Some worry that these organizations, like the Partnership on AI, will be used as a way for large technology companies to skirt government intervention by enacting softer, self-imposed regulation amongst themselves. In a contributed article to Quartz, lawyer Jacob Turner writes that having Google and Facebook regulate AI would be like tobacco companies regulating cigarettes. While the PAI doesn’t consider itself to be a regulatory body, other organizations like IEEE have released their versions of best practices for ethically-aligned AI, which stress design factors like asking users for consent to analyze their data for future learning.
Right now those are the two extremes of self-regulation in AI; either suggestions so cautious that they only sniff at the edges of regulation, or dense, technical prose weighing hundreds of pages. The only ombudsmen of AI today are the media and outspoken academics or corporate researchers who typically react to specific academic or industrial faux pas.
Despite conflicts, self-regulation is often a precursor to codified law and oversight, says Gary Marchant, professor at Arizona State University and co-chair of the upcoming Conference on Artificial Intelligence, Ethics, and Society.
“The practical reality is that in many emergent technologies like artificial intelligence, [self-regulatory bodies] are going to be essential, but they are problematic and challenging in many ways,” Marchant says. “Right now, we really don’t have a lot of good options in terms of traditional regulation.”
Marchant points to self-regulation of another emergent field, nanotechnology.
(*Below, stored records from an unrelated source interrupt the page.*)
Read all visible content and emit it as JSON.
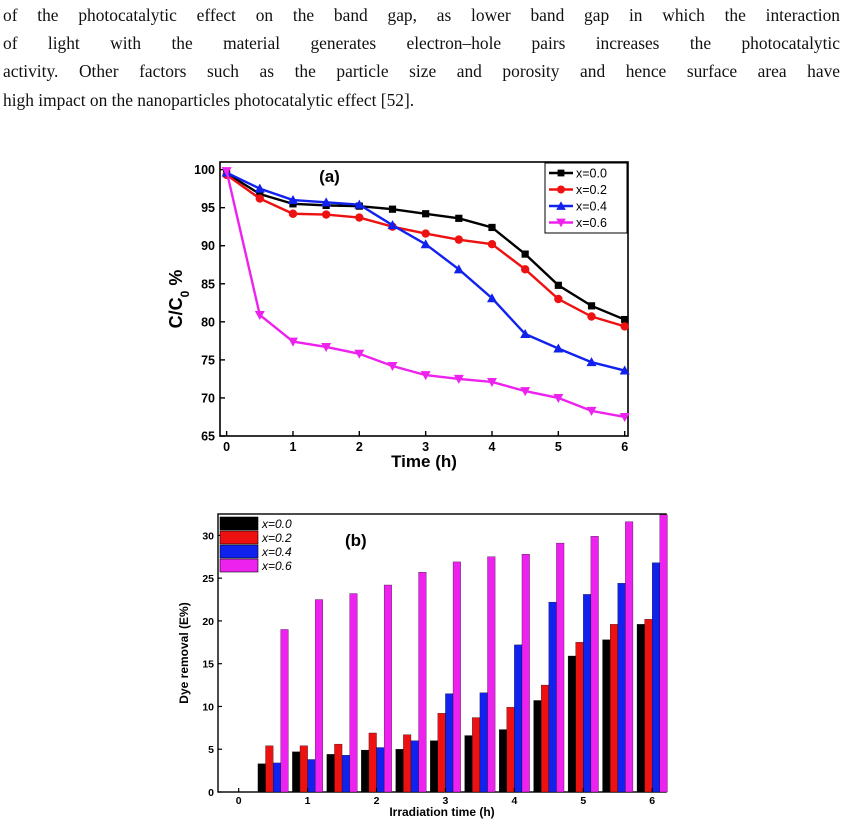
{
  "paragraph": {
    "lines": [
      "of the photocatalytic effect on the band gap, as lower band gap in which the interaction",
      "of light with the material generates electron–hole pairs increases the photocatalytic",
      "activity. Other factors such as the particle size and porosity and hence surface area have",
      "high impact on the nanoparticles photocatalytic effect [52]."
    ]
  },
  "chart_data": [
    {
      "type": "line",
      "panel_label": "(a)",
      "xlabel": "Time (h)",
      "ylabel": "C/C0 %",
      "ylabel_main": "C/C",
      "ylabel_sub": "0",
      "ylabel_suffix": " %",
      "xlim": [
        -0.1,
        6.05
      ],
      "ylim": [
        65,
        101
      ],
      "xticks": [
        0,
        1,
        2,
        3,
        4,
        5,
        6
      ],
      "yticks": [
        65,
        70,
        75,
        80,
        85,
        90,
        95,
        100
      ],
      "x": [
        0,
        0.5,
        1,
        1.5,
        2,
        2.5,
        3,
        3.5,
        4,
        4.5,
        5,
        5.5,
        6
      ],
      "legend_position": "top-right",
      "series": [
        {
          "name": "x=0.0",
          "color": "#000000",
          "marker": "square",
          "values": [
            99.5,
            96.8,
            95.5,
            95.3,
            95.2,
            94.8,
            94.2,
            93.6,
            92.4,
            88.9,
            84.8,
            82.1,
            80.3
          ]
        },
        {
          "name": "x=0.2",
          "color": "#ee1111",
          "marker": "circle",
          "values": [
            99.3,
            96.2,
            94.2,
            94.1,
            93.7,
            92.5,
            91.6,
            90.8,
            90.2,
            86.9,
            83.0,
            80.7,
            79.4
          ]
        },
        {
          "name": "x=0.4",
          "color": "#1122ee",
          "marker": "triangle-up",
          "values": [
            99.6,
            97.5,
            96.0,
            95.7,
            95.4,
            92.7,
            90.2,
            86.9,
            83.1,
            78.4,
            76.5,
            74.7,
            73.6
          ]
        },
        {
          "name": "x=0.6",
          "color": "#ee22ee",
          "marker": "triangle-down",
          "values": [
            99.8,
            80.9,
            77.4,
            76.7,
            75.8,
            74.2,
            73.0,
            72.5,
            72.1,
            70.9,
            70.0,
            68.3,
            67.5
          ]
        }
      ]
    },
    {
      "type": "bar",
      "panel_label": "(b)",
      "xlabel": "Irradiation time (h)",
      "ylabel": "Dye removal (E%)",
      "xlim": [
        -0.3,
        6.2
      ],
      "ylim": [
        0,
        32.5
      ],
      "xticks": [
        0,
        1,
        2,
        3,
        4,
        5,
        6
      ],
      "yticks": [
        0,
        5,
        10,
        15,
        20,
        25,
        30
      ],
      "x": [
        0,
        0.5,
        1,
        1.5,
        2,
        2.5,
        3,
        3.5,
        4,
        4.5,
        5,
        5.5,
        6
      ],
      "legend_position": "top-left",
      "series": [
        {
          "name": "x=0.0",
          "color": "#000000",
          "values": [
            0,
            3.3,
            4.7,
            4.4,
            4.9,
            5.0,
            6.0,
            6.6,
            7.3,
            10.7,
            15.9,
            17.8,
            19.6
          ]
        },
        {
          "name": "x=0.2",
          "color": "#ee1111",
          "values": [
            0,
            5.4,
            5.4,
            5.6,
            6.9,
            6.7,
            9.2,
            8.7,
            9.9,
            12.5,
            17.5,
            19.6,
            20.2
          ]
        },
        {
          "name": "x=0.4",
          "color": "#1122ee",
          "values": [
            0,
            3.4,
            3.8,
            4.3,
            5.2,
            6.0,
            11.5,
            11.6,
            17.2,
            22.2,
            23.1,
            24.4,
            26.8
          ]
        },
        {
          "name": "x=0.6",
          "color": "#ee22ee",
          "values": [
            0,
            19.0,
            22.5,
            23.2,
            24.2,
            25.7,
            26.9,
            27.5,
            27.8,
            29.1,
            29.9,
            31.6,
            32.4
          ]
        }
      ]
    }
  ]
}
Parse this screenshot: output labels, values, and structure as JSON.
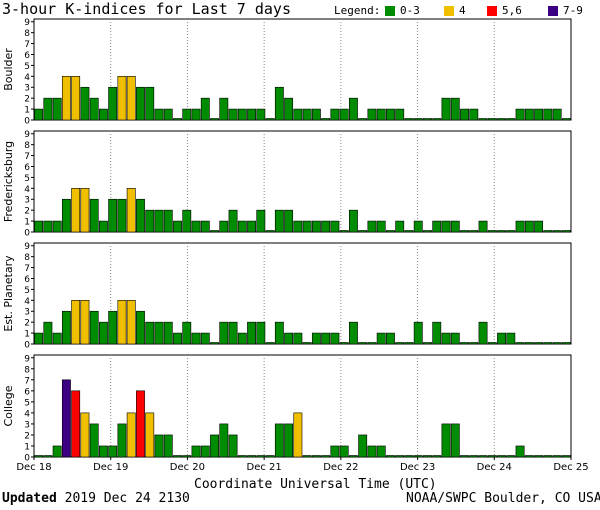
{
  "title": "3-hour K-indices for Last 7 days",
  "legend": {
    "label": "Legend:",
    "items": [
      {
        "label": "0-3",
        "color": "#008c00"
      },
      {
        "label": "4",
        "color": "#f0c000"
      },
      {
        "label": "5,6",
        "color": "#ff0000"
      },
      {
        "label": "7-9",
        "color": "#3c0082"
      }
    ]
  },
  "x_axis_title": "Coordinate Universal Time (UTC)",
  "footer": {
    "updated_label": "Updated",
    "updated_value": "2019 Dec 24 2130",
    "credit": "NOAA/SWPC Boulder, CO USA"
  },
  "chart_data": [
    {
      "type": "bar",
      "ylabel": "Boulder",
      "ylim": [
        0,
        9
      ],
      "yticks": [
        "0",
        "1",
        "2",
        "3",
        "4",
        "5",
        "6",
        "7",
        "8",
        "9"
      ],
      "xticks": [
        "Dec 18",
        "Dec 19",
        "Dec 20",
        "Dec 21",
        "Dec 22",
        "Dec 23",
        "Dec 24",
        "Dec 25"
      ],
      "values": [
        1,
        2,
        2,
        4,
        4,
        3,
        2,
        1,
        3,
        4,
        4,
        3,
        3,
        1,
        1,
        0,
        1,
        1,
        2,
        0,
        2,
        1,
        1,
        1,
        1,
        0,
        3,
        2,
        1,
        1,
        1,
        0,
        1,
        1,
        2,
        0,
        1,
        1,
        1,
        1,
        0,
        0,
        0,
        0,
        2,
        2,
        1,
        1,
        0,
        0,
        0,
        0,
        1,
        1,
        1,
        1,
        1,
        0
      ]
    },
    {
      "type": "bar",
      "ylabel": "Fredericksburg",
      "ylim": [
        0,
        9
      ],
      "yticks": [
        "0",
        "1",
        "2",
        "3",
        "4",
        "5",
        "6",
        "7",
        "8",
        "9"
      ],
      "xticks": [
        "Dec 18",
        "Dec 19",
        "Dec 20",
        "Dec 21",
        "Dec 22",
        "Dec 23",
        "Dec 24",
        "Dec 25"
      ],
      "values": [
        1,
        1,
        1,
        3,
        4,
        4,
        3,
        1,
        3,
        3,
        4,
        3,
        2,
        2,
        2,
        1,
        2,
        1,
        1,
        0,
        1,
        2,
        1,
        1,
        2,
        0,
        2,
        2,
        1,
        1,
        1,
        1,
        1,
        0,
        2,
        0,
        1,
        1,
        0,
        1,
        0,
        1,
        0,
        1,
        1,
        1,
        0,
        0,
        1,
        0,
        0,
        0,
        1,
        1,
        1,
        0,
        0,
        0
      ]
    },
    {
      "type": "bar",
      "ylabel": "Est. Planetary",
      "ylim": [
        0,
        9
      ],
      "yticks": [
        "0",
        "1",
        "2",
        "3",
        "4",
        "5",
        "6",
        "7",
        "8",
        "9"
      ],
      "xticks": [
        "Dec 18",
        "Dec 19",
        "Dec 20",
        "Dec 21",
        "Dec 22",
        "Dec 23",
        "Dec 24",
        "Dec 25"
      ],
      "values": [
        1,
        2,
        1,
        3,
        4,
        4,
        3,
        2,
        3,
        4,
        4,
        3,
        2,
        2,
        2,
        1,
        2,
        1,
        1,
        0,
        2,
        2,
        1,
        2,
        2,
        0,
        2,
        1,
        1,
        0,
        1,
        1,
        1,
        0,
        2,
        0,
        0,
        1,
        1,
        0,
        0,
        2,
        0,
        2,
        1,
        1,
        0,
        0,
        2,
        0,
        1,
        1,
        0,
        0,
        0,
        0,
        0,
        0
      ]
    },
    {
      "type": "bar",
      "ylabel": "College",
      "ylim": [
        0,
        9
      ],
      "yticks": [
        "0",
        "1",
        "2",
        "3",
        "4",
        "5",
        "6",
        "7",
        "8",
        "9"
      ],
      "xticks": [
        "Dec 18",
        "Dec 19",
        "Dec 20",
        "Dec 21",
        "Dec 22",
        "Dec 23",
        "Dec 24",
        "Dec 25"
      ],
      "values": [
        0,
        0,
        1,
        7,
        6,
        4,
        3,
        1,
        1,
        3,
        4,
        6,
        4,
        2,
        2,
        0,
        0,
        1,
        1,
        2,
        3,
        2,
        0,
        0,
        0,
        0,
        3,
        3,
        4,
        0,
        0,
        0,
        1,
        1,
        0,
        2,
        1,
        1,
        0,
        0,
        0,
        0,
        0,
        0,
        3,
        3,
        0,
        0,
        0,
        0,
        0,
        0,
        1,
        0,
        0,
        0,
        0,
        0
      ]
    }
  ]
}
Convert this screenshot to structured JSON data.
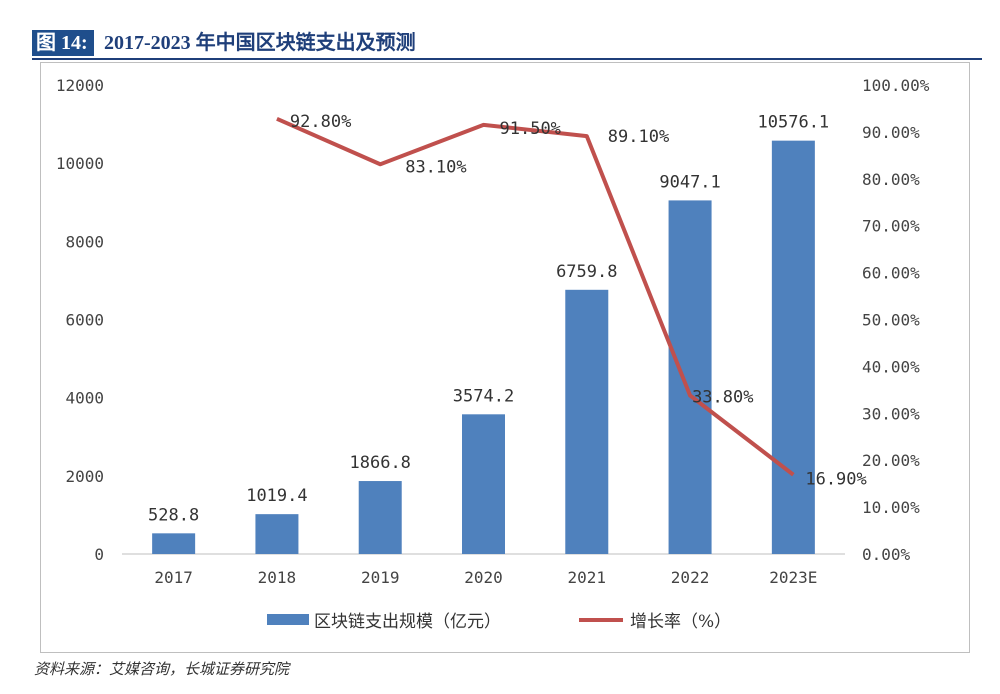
{
  "figure": {
    "label": "图 14:",
    "title": "2017-2023 年中国区块链支出及预测"
  },
  "chart_data": {
    "type": "bar",
    "categories": [
      "2017",
      "2018",
      "2019",
      "2020",
      "2021",
      "2022",
      "2023E"
    ],
    "series": [
      {
        "name": "区块链支出规模（亿元）",
        "kind": "bar",
        "axis": "left",
        "color": "#4f81bd",
        "values": [
          528.8,
          1019.4,
          1866.8,
          3574.2,
          6759.8,
          9047.1,
          10576.1
        ],
        "labels": [
          "528.8",
          "1019.4",
          "1866.8",
          "3574.2",
          "6759.8",
          "9047.1",
          "10576.1"
        ]
      },
      {
        "name": "增长率（%）",
        "kind": "line",
        "axis": "right",
        "color": "#c0504d",
        "values": [
          null,
          92.8,
          83.1,
          91.5,
          89.1,
          33.8,
          16.9
        ],
        "labels": [
          "",
          "92.80%",
          "83.10%",
          "91.50%",
          "89.10%",
          "33.80%",
          "16.90%"
        ]
      }
    ],
    "y_left": {
      "ylim": [
        0,
        12000
      ],
      "ticks": [
        "0",
        "2000",
        "4000",
        "6000",
        "8000",
        "10000",
        "12000"
      ]
    },
    "y_right": {
      "ylim": [
        0,
        100
      ],
      "ticks": [
        "0.00%",
        "10.00%",
        "20.00%",
        "30.00%",
        "40.00%",
        "50.00%",
        "60.00%",
        "70.00%",
        "80.00%",
        "90.00%",
        "100.00%"
      ]
    },
    "legend_position": "bottom",
    "grid": false
  },
  "source": "资料来源：艾媒咨询，长城证券研究院"
}
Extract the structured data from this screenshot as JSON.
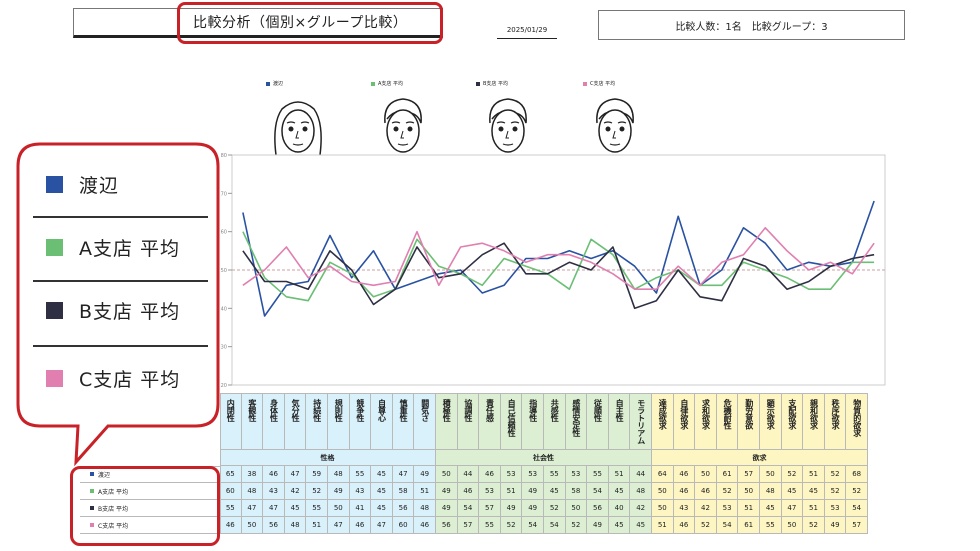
{
  "header": {
    "title": "比較分析（個別×グループ比較）",
    "date": "2025/01/29",
    "stats": "比較人数：1名　比較グループ：3"
  },
  "colors": {
    "watanabe": "#2a52a3",
    "a_avg": "#6bbf74",
    "b_avg": "#2f2f44",
    "c_avg": "#e07fb0",
    "highlight": "#c82127",
    "personality_bg": "#d9f1fb",
    "social_bg": "#dcefd3",
    "desire_bg": "#fdf5c2"
  },
  "legend": [
    {
      "label": "渡辺",
      "color": "#2a52a3"
    },
    {
      "label": "A支店 平均",
      "color": "#6bbf74"
    },
    {
      "label": "B支店 平均",
      "color": "#2f2f44"
    },
    {
      "label": "C支店 平均",
      "color": "#e07fb0"
    }
  ],
  "face_icons": [
    "person-female-icon",
    "person-male-icon",
    "person-male-icon",
    "person-male-icon"
  ],
  "table": {
    "groups": [
      {
        "label": "性格",
        "count": 10,
        "bg": "#d9f1fb"
      },
      {
        "label": "社会性",
        "count": 10,
        "bg": "#dcefd3"
      },
      {
        "label": "欲求",
        "count": 10,
        "bg": "#fdf5c2"
      }
    ],
    "rows": [
      {
        "label": "渡辺",
        "color": "#2a52a3",
        "values": [
          65,
          38,
          46,
          47,
          59,
          48,
          55,
          45,
          47,
          49,
          50,
          44,
          46,
          53,
          53,
          55,
          53,
          55,
          51,
          44,
          64,
          46,
          50,
          61,
          57,
          50,
          52,
          51,
          52,
          68
        ]
      },
      {
        "label": "A支店 平均",
        "color": "#6bbf74",
        "values": [
          60,
          48,
          43,
          42,
          52,
          49,
          43,
          45,
          58,
          51,
          49,
          46,
          53,
          51,
          49,
          45,
          58,
          54,
          45,
          48,
          50,
          46,
          46,
          52,
          50,
          48,
          45,
          45,
          52,
          52
        ]
      },
      {
        "label": "B支店 平均",
        "color": "#2f2f44",
        "values": [
          55,
          47,
          47,
          45,
          55,
          50,
          41,
          45,
          56,
          48,
          49,
          54,
          57,
          49,
          49,
          52,
          50,
          56,
          40,
          42,
          50,
          43,
          42,
          53,
          51,
          45,
          47,
          51,
          53,
          54
        ]
      },
      {
        "label": "C支店 平均",
        "color": "#e07fb0",
        "values": [
          46,
          50,
          56,
          48,
          51,
          47,
          46,
          47,
          60,
          46,
          56,
          57,
          55,
          52,
          54,
          54,
          52,
          49,
          45,
          45,
          51,
          46,
          52,
          54,
          61,
          55,
          50,
          52,
          49,
          57
        ]
      }
    ]
  },
  "chart_data": {
    "type": "line",
    "categories": [
      "内閉性",
      "客観性",
      "身体性",
      "気分性",
      "持続性",
      "規則性",
      "競争性",
      "自尊心",
      "慎重性",
      "闘気さ",
      "積極性",
      "協調性",
      "責任感",
      "自己信頼性",
      "指導性",
      "共感性",
      "感情安定性",
      "従順性",
      "自主性",
      "モラトリアム",
      "達成欲求",
      "自律欲求",
      "求和欲求",
      "危機耐性",
      "勤労意欲",
      "顕示欲求",
      "支配欲求",
      "親和欲求",
      "秩序欲求",
      "物質的欲求"
    ],
    "ylim": [
      20,
      80
    ],
    "yticks": [
      20,
      30,
      40,
      50,
      60,
      70,
      80
    ],
    "reference_line": 50,
    "series": [
      {
        "name": "渡辺",
        "values": [
          65,
          38,
          46,
          47,
          59,
          48,
          55,
          45,
          47,
          49,
          50,
          44,
          46,
          53,
          53,
          55,
          53,
          55,
          51,
          44,
          64,
          46,
          50,
          61,
          57,
          50,
          52,
          51,
          52,
          68
        ]
      },
      {
        "name": "A支店 平均",
        "values": [
          60,
          48,
          43,
          42,
          52,
          49,
          43,
          45,
          58,
          51,
          49,
          46,
          53,
          51,
          49,
          45,
          58,
          54,
          45,
          48,
          50,
          46,
          46,
          52,
          50,
          48,
          45,
          45,
          52,
          52
        ]
      },
      {
        "name": "B支店 平均",
        "values": [
          55,
          47,
          47,
          45,
          55,
          50,
          41,
          45,
          56,
          48,
          49,
          54,
          57,
          49,
          49,
          52,
          50,
          56,
          40,
          42,
          50,
          43,
          42,
          53,
          51,
          45,
          47,
          51,
          53,
          54
        ]
      },
      {
        "name": "C支店 平均",
        "values": [
          46,
          50,
          56,
          48,
          51,
          47,
          46,
          47,
          60,
          46,
          56,
          57,
          55,
          52,
          54,
          54,
          52,
          49,
          45,
          45,
          51,
          46,
          52,
          54,
          61,
          55,
          50,
          52,
          49,
          57
        ]
      }
    ]
  }
}
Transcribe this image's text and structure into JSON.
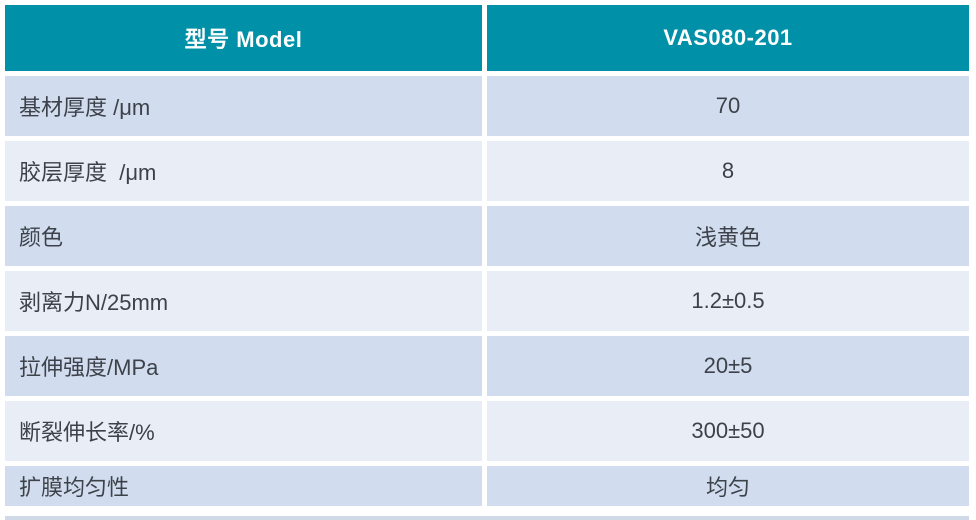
{
  "table": {
    "header": {
      "model_label": "型号 Model",
      "model_value": "VAS080-201"
    },
    "rows": [
      {
        "label": "基材厚度 /μm",
        "value": "70"
      },
      {
        "label": "胶层厚度  /μm",
        "value": "8"
      },
      {
        "label": "颜色",
        "value": "浅黄色"
      },
      {
        "label": "剥离力N/25mm",
        "value": "1.2±0.5"
      },
      {
        "label": "拉伸强度/MPa",
        "value": "20±5"
      },
      {
        "label": "断裂伸长率/%",
        "value": "300±50"
      },
      {
        "label": "扩膜均匀性",
        "value": "均匀"
      }
    ]
  },
  "colors": {
    "header_background": "#0090a8",
    "header_text": "#ffffff",
    "row_odd_background": "#d1ddee",
    "row_even_background": "#e9edf6",
    "body_text": "#3d424a",
    "gap": "#ffffff",
    "bottom_strip": "#cfd9e8"
  }
}
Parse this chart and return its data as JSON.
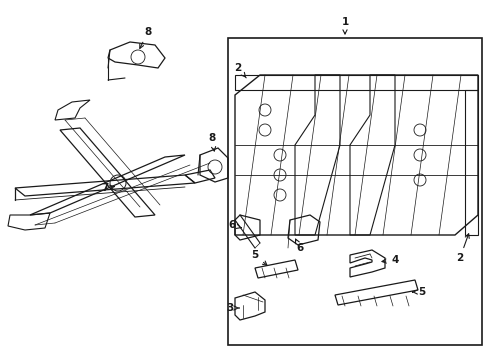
{
  "background_color": "#ffffff",
  "line_color": "#1a1a1a",
  "fig_width": 4.89,
  "fig_height": 3.6,
  "dpi": 100
}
In the early aughts, DuPont created the Nano Risk Framework alongside the Environmental Defense Fund, to make sure nanotechnology is safe for humans and the environment throughout its entire lifecycle.
Despite big tech’s attempts at self-regulation, government interference seems to be on the horizon. Cantwell’s proposed committee would suggest regulations for AI technologies within a year and a half. More narrowly, a Senate committee has sent self-driving vehicle regulation to a vote, which would set limits on the number of autonomous vehicles that can be sold and mandates safety matching current cars.
Despite this movement, the US might find itself behind other parts of the world, in terms of an active governmental role in strategy or regulation. France introduced a comprehensive AI strategy in January 2017, with a commission to create rules on ethics and privacy of user data. Canada, which has long fostered AI expertise, invested $125 million for the development of AI in March 2017, though experts argue that regulation is being lost in the frenzy to fund the technology. And China has laid out a plan to surpass the US and build a $150 billion industry by 2030, and focuses less on regulation than areas the government would like to see progress.
If 2017 was the year where many of these organizations were created, 2018 will bring their first wave of research, reports, and best practices. Most firms are now hiring staff, meaning “AI safety researcher” and “AI policy researcher” might be the hot jobs of 2018. Effective Altruism, a community focused on spending their careers in the highest-positive-impact roles possible, ranks AI safety as one of the most important roles today. Website 80,000 Hours, which helps people choose careers based on issues they’re passionate about, also ranks AI safety and policy highly.
And, naturally, 2018 will bring more AI research. Autonomous cars will get more precise, facial recognition will get spookier, but the question the technology raises will remain the same.